Users often report issues that come down to incorrect predictions made by the pre-trained statistical models. Those are all good and valid, and can include very useful test cases. However, having a lot of open issues around minor incorrect predictions across various languages also makes it more difficult to keep track of the reports. Unlike bug reports, they're much more difficult to action on. Sometimes, mistakes a model makes can indicate deeper problems that occurred during training or when preprocessing the data. Sometimes they can give us ideas for how to use data augmentation to make the models less sensitive to very small variations like punctuation or capitalisation.
Other times, it's just something we have to accept. A model that's 90% accurate will make a mistake on every 10th prediction. A model that's 99% accurate will be wrong once every 100 predictions.
The main reason we distribute pre-trained models is that it makes it easier for users to build their own systems by fine-tuning pre-trained models on their data. Of course, we want them to be as good as possible, and we're always optimising for the best compromise of speed, size and accuracy. But we won't be able to ship pre-trained models that are always correct on all data ever.

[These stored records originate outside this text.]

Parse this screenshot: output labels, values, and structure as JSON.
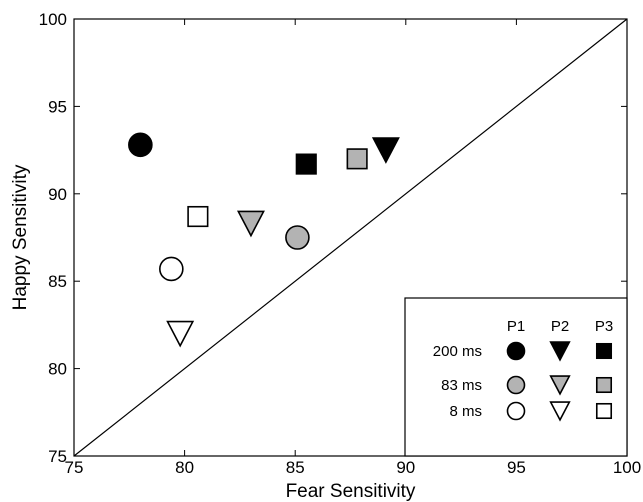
{
  "chart_data": {
    "type": "scatter",
    "xlabel": "Fear Sensitivity",
    "ylabel": "Happy Sensitivity",
    "xlim": [
      75,
      100
    ],
    "ylim": [
      75,
      100
    ],
    "x_ticks": [
      "75",
      "80",
      "85",
      "90",
      "95",
      "100"
    ],
    "y_ticks": [
      "75",
      "80",
      "85",
      "90",
      "95",
      "100"
    ],
    "grid": false,
    "reference_line": "identity diagonal (y = x)",
    "legend_position": "bottom-right",
    "legend": {
      "participants": [
        "P1",
        "P2",
        "P3"
      ],
      "conditions": [
        "200 ms",
        "83 ms",
        "8 ms"
      ]
    },
    "markers": {
      "P1": "circle",
      "P2": "triangle-down",
      "P3": "square"
    },
    "fills": {
      "200 ms": "#000000",
      "83 ms": "#b3b3b3",
      "8 ms": "#ffffff"
    },
    "points": [
      {
        "participant": "P1",
        "condition": "200 ms",
        "x": 78.0,
        "y": 92.8
      },
      {
        "participant": "P1",
        "condition": "83 ms",
        "x": 85.1,
        "y": 87.5
      },
      {
        "participant": "P1",
        "condition": "8 ms",
        "x": 79.4,
        "y": 85.7
      },
      {
        "participant": "P2",
        "condition": "200 ms",
        "x": 89.1,
        "y": 92.5
      },
      {
        "participant": "P2",
        "condition": "83 ms",
        "x": 83.0,
        "y": 88.3
      },
      {
        "participant": "P2",
        "condition": "8 ms",
        "x": 79.8,
        "y": 82.0
      },
      {
        "participant": "P3",
        "condition": "200 ms",
        "x": 85.5,
        "y": 91.7
      },
      {
        "participant": "P3",
        "condition": "83 ms",
        "x": 87.8,
        "y": 92.0
      },
      {
        "participant": "P3",
        "condition": "8 ms",
        "x": 80.6,
        "y": 88.7
      }
    ]
  }
}
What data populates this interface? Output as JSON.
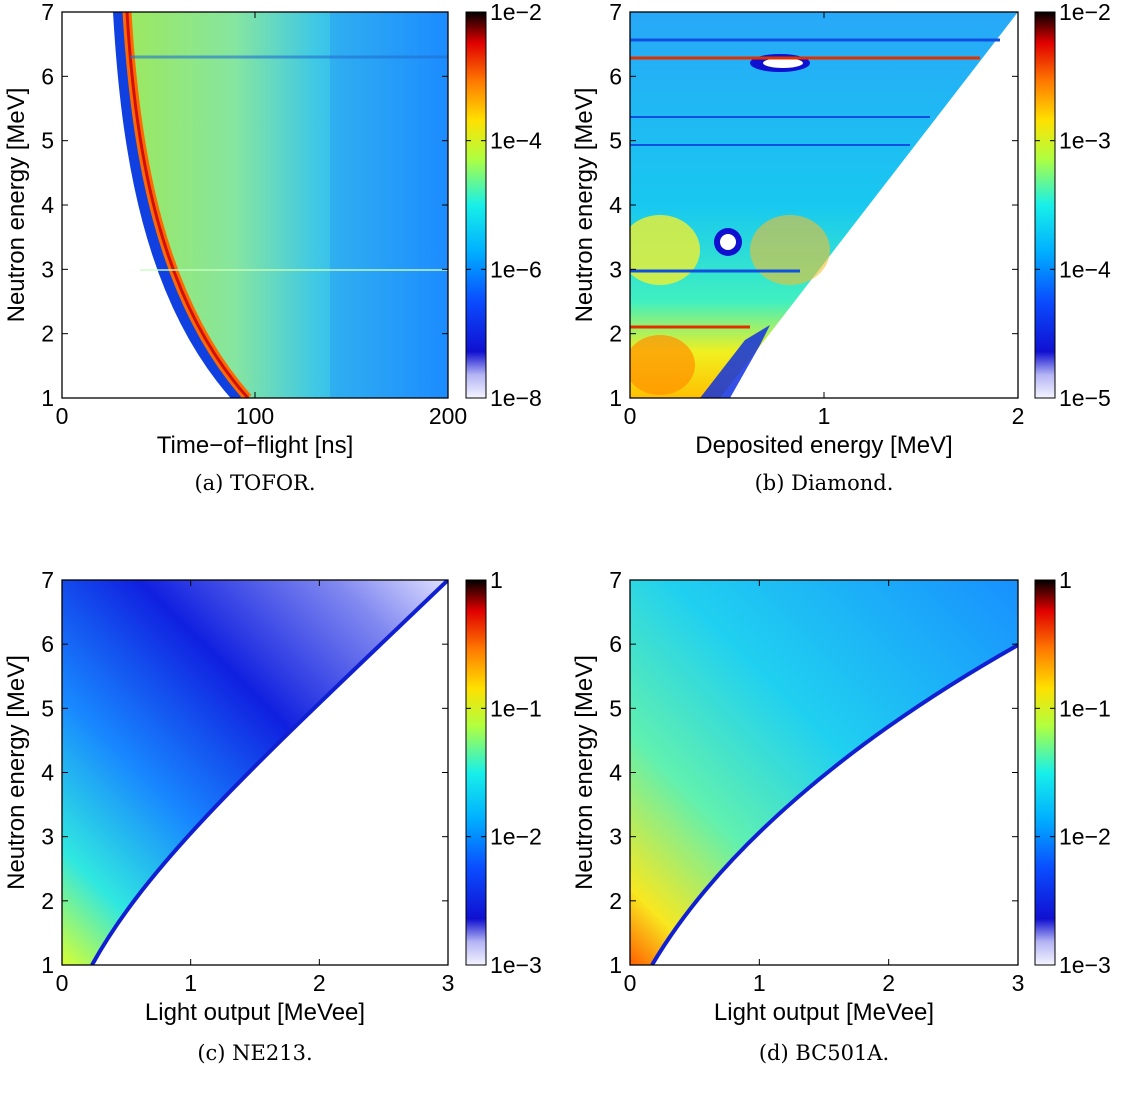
{
  "colors": {
    "jet": [
      "#f4f4ff",
      "#1010d0",
      "#0a3cff",
      "#1c8cff",
      "#00d6ff",
      "#56ffae",
      "#cfff30",
      "#ffc000",
      "#ff5a00",
      "#d00000",
      "#000000"
    ],
    "axis": "#000000"
  },
  "chart_data": [
    {
      "id": "a",
      "type": "heatmap",
      "caption": "(a) TOFOR.",
      "xlabel": "Time−of−flight [ns]",
      "ylabel": "Neutron energy [MeV]",
      "xlim": [
        0,
        200
      ],
      "ylim": [
        1,
        7
      ],
      "x_ticks": [
        "0",
        "100",
        "200"
      ],
      "y_ticks": [
        "1",
        "2",
        "3",
        "4",
        "5",
        "6",
        "7"
      ],
      "colorbar_ticks": [
        "1e−8",
        "1e−6",
        "1e−4",
        "1e−2"
      ],
      "colorbar_range": [
        "1e-8",
        "1e-2"
      ],
      "scale": "log"
    },
    {
      "id": "b",
      "type": "heatmap",
      "caption": "(b) Diamond.",
      "xlabel": "Deposited energy [MeV]",
      "ylabel": "Neutron energy [MeV]",
      "xlim": [
        0,
        2
      ],
      "ylim": [
        1,
        7
      ],
      "x_ticks": [
        "0",
        "1",
        "2"
      ],
      "y_ticks": [
        "1",
        "2",
        "3",
        "4",
        "5",
        "6",
        "7"
      ],
      "colorbar_ticks": [
        "1e−5",
        "1e−4",
        "1e−3",
        "1e−2"
      ],
      "colorbar_range": [
        "1e-5",
        "1e-2"
      ],
      "scale": "log"
    },
    {
      "id": "c",
      "type": "heatmap",
      "caption": "(c) NE213.",
      "xlabel": "Light output [MeVee]",
      "ylabel": "Neutron energy [MeV]",
      "xlim": [
        0,
        3
      ],
      "ylim": [
        1,
        7
      ],
      "x_ticks": [
        "0",
        "1",
        "2",
        "3"
      ],
      "y_ticks": [
        "1",
        "2",
        "3",
        "4",
        "5",
        "6",
        "7"
      ],
      "colorbar_ticks": [
        "1e−3",
        "1e−2",
        "1e−1",
        "1"
      ],
      "colorbar_range": [
        "1e-3",
        "1"
      ],
      "scale": "log"
    },
    {
      "id": "d",
      "type": "heatmap",
      "caption": "(d) BC501A.",
      "xlabel": "Light output [MeVee]",
      "ylabel": "Neutron energy [MeV]",
      "xlim": [
        0,
        3
      ],
      "ylim": [
        1,
        7
      ],
      "x_ticks": [
        "0",
        "1",
        "2",
        "3"
      ],
      "y_ticks": [
        "1",
        "2",
        "3",
        "4",
        "5",
        "6",
        "7"
      ],
      "colorbar_ticks": [
        "1e−3",
        "1e−2",
        "1e−1",
        "1"
      ],
      "colorbar_range": [
        "1e-3",
        "1"
      ],
      "scale": "log"
    }
  ]
}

For many languages, we're also limited by the resources available, especially when it comes to data for named entity recognition. We've already made substantial investments into licensing training corpora, and we'll continue doing so (including running our own annotation projects with Prodigy ✨) – but this will take some time.
Reporting incorrect predictions in this thread
If you've come across suspicious predictions in the pre-trained models (tagger, parser, entity recognizer) or you want to contribute test cases for a given language, feel free to submit them here. (Test cases should be "fair" and useful for measuring the model's general accuracy, so single words, significant typos and very ambiguous parses aren't usually that helpful.)
You can check out our new models test suite for spaCy v2.1.0
to see the tests we're currently running.